Chicken Soup For The Teachers Soul
While being formally observed by an administrator the other day, one of my students who likes to show up completely stoned to class (he only attends about once or twice a week) kept blurting out, “Man, this is bullshit, man.” I wanted to jump out the window.
While guiding kids through a lesson on Sir Gawain and the Green Knight, a student drunk off his rear end (9:00 a.m.) started cracking jokes about my glasses and outfit. I kicked him out and lost my cool, asking him if he is proud of the fact that he’s still in high school and only a couple years younger than me. He’s just about 20.
I take a break from posting when all my thoughts on kids, urban issues and urban education would be highly negative. I think you all have a good grasp on the things that happen in inner city schools; do you need me to tell you they are bad, that kids cuss at adults and fight and carry on; or that girls get pregnant or boys locked up for selling drugs?
I didn’t think so.
Read these two books and decide for yourself where you fall when it comes to the education reform debate:
One is Real Education by Charles Murray. He doesn’t even include schools like mine in his studies because he says there are some inner city schools that exceed all outsider imagination as to what goes on in them. I would say mine is one since we are actually being shut down by the state at the end of the year for failure and persistent danger.

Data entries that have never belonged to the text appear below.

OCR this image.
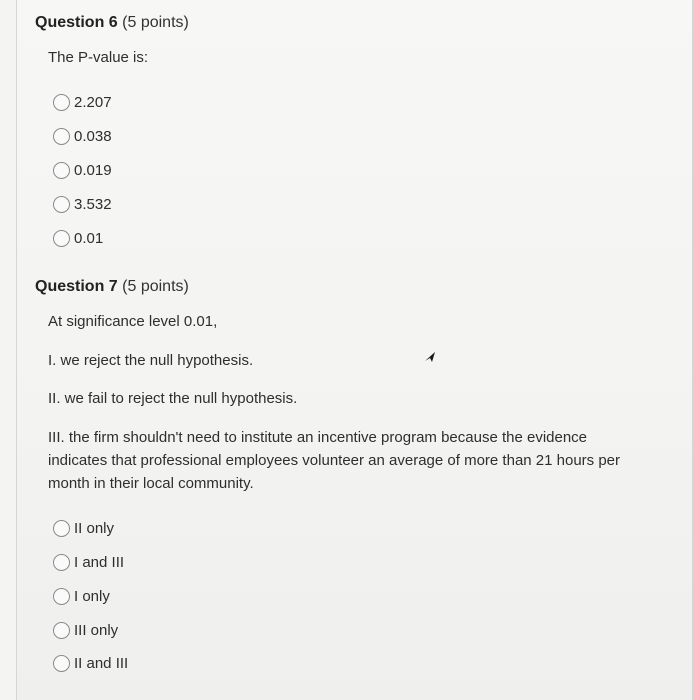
Question 6 (5 points)
The P-value is:
2.207
0.038
0.019
3.532
0.01
Question 7 (5 points)
At significance level 0.01,
I. we reject the null hypothesis.
II. we fail to reject the null hypothesis.
III. the firm shouldn't need to institute an incentive program because the evidence indicates that professional employees volunteer an average of more than 21 hours per month in their local community.
II only
I and III
I only
III only
II and III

Another is Whatever it Takes, which is a biography of Geoffrey Canada, the education crusader in New York City who founded the Promise Academy in Harlem.
Murray makes me as a teacher cheer because he makes me feel like it’s not all my fault that some kids are far behind and there’s not much I can do in my short time with them to bring them all the knowledge they need. His basic premise is that some kids aren’t college bound and some are and we shouldn’t try and trick ourselves into thinking all kids are going to be or want to be scholars.
Tough makes me as a teacher cheer because he takes into account all the things that inner city children have to go through and then tells the story of people who work to achieve the American Dream in the most difficult and destitute places.
Canada, the man featured in Tough’s book, takes some hard shots at liberals when it comes to education. This is interesting because Canada comes from a tough inner city childhood background and longtime career as a community organizer. He says in the book that the people who seem to care most about education (liberals) are the ones who destroy it. Canada runs his school like a company – promoting success and personal greatness and high expectations for all.
You can’t understand urban schools by watching Coach Carter or Freedom Writers or by immersing yourself in The Wire. Read up to find out where you fit. Policy ideas should stem from both these studies and histories.